During your follow-ups, ask your lead for suggestions or opinions to help guide the conversation. They can help you fine-tune your approach by telling you exactly what they want. Listen to what they’re telling you. Not only will it be really valuable, but it will also help you build trust. When you have their trust they will come to you when they’re ready to buy.
Use multiple touch points when following up with your prospects. Use email, phone, send a video link, or even get crazy and actually send something in the mail like a letter. People get prompted and motivated by different things so if you’re covering all the bases you’ll be thought of when they're ready to go.
When Is It Time To Move On
There you are debating whether or not to send that 6th email. Will it be the magic one? Will it take 8? Was 5 too many? Some folks will tell you to never give up on a prospect and to change your approach. That’s a great aggressive salesman approach but the reality is that sometimes you just have to stop chasing.
- Have you been ghosted? Has the prospect been completely ignoring you? It’s a pretty good sign that if no calls are being returned, emails aren’t opened or replied to, and they removed themselves from your mailing list that you can move on.

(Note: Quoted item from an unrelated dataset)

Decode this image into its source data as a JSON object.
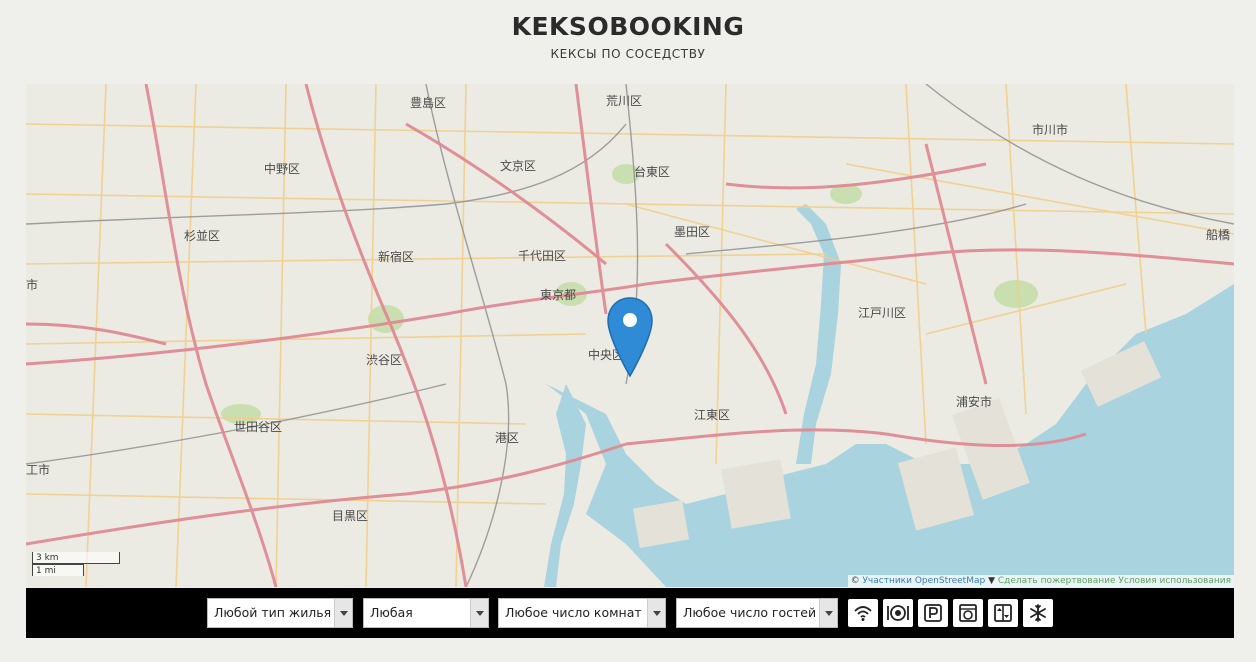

- If you seem to be stuck in the same middle of the road conversation over and over and the prospect won’t get over the hump, it might be time to have the conversation elsewhere.
- If you recognize that they don’t have the budget or don’t want to try and fit it in then they either can’t or won’t spend the money.
You losing value in yourself by spending too much time chasing leads that will never become customers. If you're wasting time getting nowhere you have to realize when your labor and time is better spent on new leads.
We don’t like to admit it but every once in a while someone is just too much of a pain in the keister to deal with. I know I’ve turned away business because of it. Obviously not a habit you want but it’s bound to happen from time to time.
Time is a commodity that we all have equal access to. We all spend it a little differently but we all see it as precious. We all make time for what we deem a high priority. The trick is convincing your lead that what you have should be a priority for them.
Sometimes you just need to cut your losses. Examine all the variables that are influencing your prospective customer and make the right decision when the time comes.
You’re asking someone to choose what’s more important to them. Their time is precious and so is yours. Use them both wisely.